Edit:Relevant question is answered in https://stackoverflow.com/questions/9068873/how-do-we-know-that-an-nfa-has-a-minimum-amount-of-states .
 A: The answer to the relevant question refers to
a theorem of [1] that can be used to determine lower bounds on the number of states of a minimal NFA:

Theorem. Let $L \subseteq \Sigma^*$ be a regular language and suppose that there exist $n$ pairs of words $P = \{(u_i, v_i)  \mid 1 \leqslant i \leqslant n \}$ such that:

*

*$u_iv_i \in L$ for $1 \leqslant i \leqslant n$

*$u_jv_i \notin L$ for $1 \leqslant i,j \leqslant n$ and $i \not= j$.

Then any NFA accepting $L$ has at least $n$ states.

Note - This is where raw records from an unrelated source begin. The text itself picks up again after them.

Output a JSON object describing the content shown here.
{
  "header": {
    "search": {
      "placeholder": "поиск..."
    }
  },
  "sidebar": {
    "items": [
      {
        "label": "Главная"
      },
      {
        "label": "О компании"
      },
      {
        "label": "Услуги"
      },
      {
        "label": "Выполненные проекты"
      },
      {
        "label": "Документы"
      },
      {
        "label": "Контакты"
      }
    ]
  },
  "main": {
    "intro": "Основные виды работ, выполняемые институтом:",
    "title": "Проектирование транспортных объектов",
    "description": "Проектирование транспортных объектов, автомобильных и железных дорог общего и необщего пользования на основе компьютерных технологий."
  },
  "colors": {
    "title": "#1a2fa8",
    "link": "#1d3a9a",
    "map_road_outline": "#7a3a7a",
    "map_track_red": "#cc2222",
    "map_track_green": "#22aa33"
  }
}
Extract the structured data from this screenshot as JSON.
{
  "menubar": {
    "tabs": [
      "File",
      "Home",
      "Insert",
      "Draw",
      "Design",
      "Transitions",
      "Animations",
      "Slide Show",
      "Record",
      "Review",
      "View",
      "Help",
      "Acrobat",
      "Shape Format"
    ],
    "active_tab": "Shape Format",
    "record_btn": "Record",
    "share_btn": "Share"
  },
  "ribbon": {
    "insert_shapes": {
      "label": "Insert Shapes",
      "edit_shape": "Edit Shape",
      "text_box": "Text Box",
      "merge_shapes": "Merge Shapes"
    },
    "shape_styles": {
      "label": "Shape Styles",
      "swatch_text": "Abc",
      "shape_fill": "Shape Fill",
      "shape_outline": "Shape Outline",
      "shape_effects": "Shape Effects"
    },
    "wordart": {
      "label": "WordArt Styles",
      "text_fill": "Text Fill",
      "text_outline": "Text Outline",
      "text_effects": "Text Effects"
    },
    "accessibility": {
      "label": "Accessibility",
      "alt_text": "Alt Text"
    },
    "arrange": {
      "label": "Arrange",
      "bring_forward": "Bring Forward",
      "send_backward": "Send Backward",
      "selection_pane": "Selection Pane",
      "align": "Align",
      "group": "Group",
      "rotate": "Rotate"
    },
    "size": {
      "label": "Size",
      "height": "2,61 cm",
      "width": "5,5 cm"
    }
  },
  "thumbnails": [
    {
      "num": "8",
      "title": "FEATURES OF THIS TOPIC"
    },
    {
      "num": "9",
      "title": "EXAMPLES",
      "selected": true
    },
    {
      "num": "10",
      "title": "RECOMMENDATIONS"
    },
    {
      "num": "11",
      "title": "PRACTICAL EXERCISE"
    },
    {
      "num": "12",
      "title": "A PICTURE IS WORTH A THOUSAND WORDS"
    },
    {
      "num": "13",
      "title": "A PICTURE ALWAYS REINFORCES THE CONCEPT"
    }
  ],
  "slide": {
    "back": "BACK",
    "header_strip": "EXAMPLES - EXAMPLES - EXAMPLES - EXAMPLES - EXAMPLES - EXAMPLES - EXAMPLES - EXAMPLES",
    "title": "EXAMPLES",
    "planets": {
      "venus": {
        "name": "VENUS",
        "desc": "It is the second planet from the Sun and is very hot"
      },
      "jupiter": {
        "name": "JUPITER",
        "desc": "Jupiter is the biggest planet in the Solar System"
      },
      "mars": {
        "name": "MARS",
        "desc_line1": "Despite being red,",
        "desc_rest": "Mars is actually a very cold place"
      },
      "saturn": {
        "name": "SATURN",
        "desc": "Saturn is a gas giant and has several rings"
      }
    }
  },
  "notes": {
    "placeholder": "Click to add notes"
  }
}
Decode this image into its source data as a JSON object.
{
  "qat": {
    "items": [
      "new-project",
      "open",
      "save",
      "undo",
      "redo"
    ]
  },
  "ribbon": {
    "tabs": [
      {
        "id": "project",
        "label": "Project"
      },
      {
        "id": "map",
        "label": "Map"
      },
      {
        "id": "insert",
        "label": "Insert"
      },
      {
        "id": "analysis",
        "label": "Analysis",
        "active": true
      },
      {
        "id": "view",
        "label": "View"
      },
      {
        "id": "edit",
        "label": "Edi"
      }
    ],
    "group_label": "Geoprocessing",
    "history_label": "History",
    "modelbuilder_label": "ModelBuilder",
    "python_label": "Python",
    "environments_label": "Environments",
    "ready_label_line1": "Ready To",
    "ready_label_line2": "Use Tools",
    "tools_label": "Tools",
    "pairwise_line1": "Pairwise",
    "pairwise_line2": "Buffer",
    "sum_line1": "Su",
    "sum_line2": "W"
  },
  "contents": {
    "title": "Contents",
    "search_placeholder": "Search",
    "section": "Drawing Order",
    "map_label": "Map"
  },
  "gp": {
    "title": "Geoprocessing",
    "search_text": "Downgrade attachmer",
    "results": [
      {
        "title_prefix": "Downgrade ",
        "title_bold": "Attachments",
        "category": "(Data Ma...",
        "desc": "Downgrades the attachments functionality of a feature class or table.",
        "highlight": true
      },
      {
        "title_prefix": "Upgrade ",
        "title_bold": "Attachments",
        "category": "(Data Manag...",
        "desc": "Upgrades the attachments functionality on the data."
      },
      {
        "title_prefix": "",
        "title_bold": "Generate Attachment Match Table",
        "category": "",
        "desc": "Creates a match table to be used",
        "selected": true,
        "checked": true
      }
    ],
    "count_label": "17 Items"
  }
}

Suppose that $\Sigma = \{a_1, \dots, a_n\}$. For each $i = (i_1, \dots, i_n) \in \{0, 1\}^n$, let $u_i = v_i = a_{i_1}^{i_1} a_{i_2}^{i_2} \dotsm a_{i_n}^{i_n}$. By construction, $u_i$ and $v_i$ satisfy the conditions (1) and (2). Since $|\{0, 1\}^n| = 2^n$, any NFA accepting $L$ has at least $2^n$ states.
[1] I. Glaister and J. Shallit, A lower bound technique for the size of nondeterministic finite automata. Information Processing Letters 59 (2), pp. 75–77, (1996). DOI:10.1016/0020-0190(96)00095-6.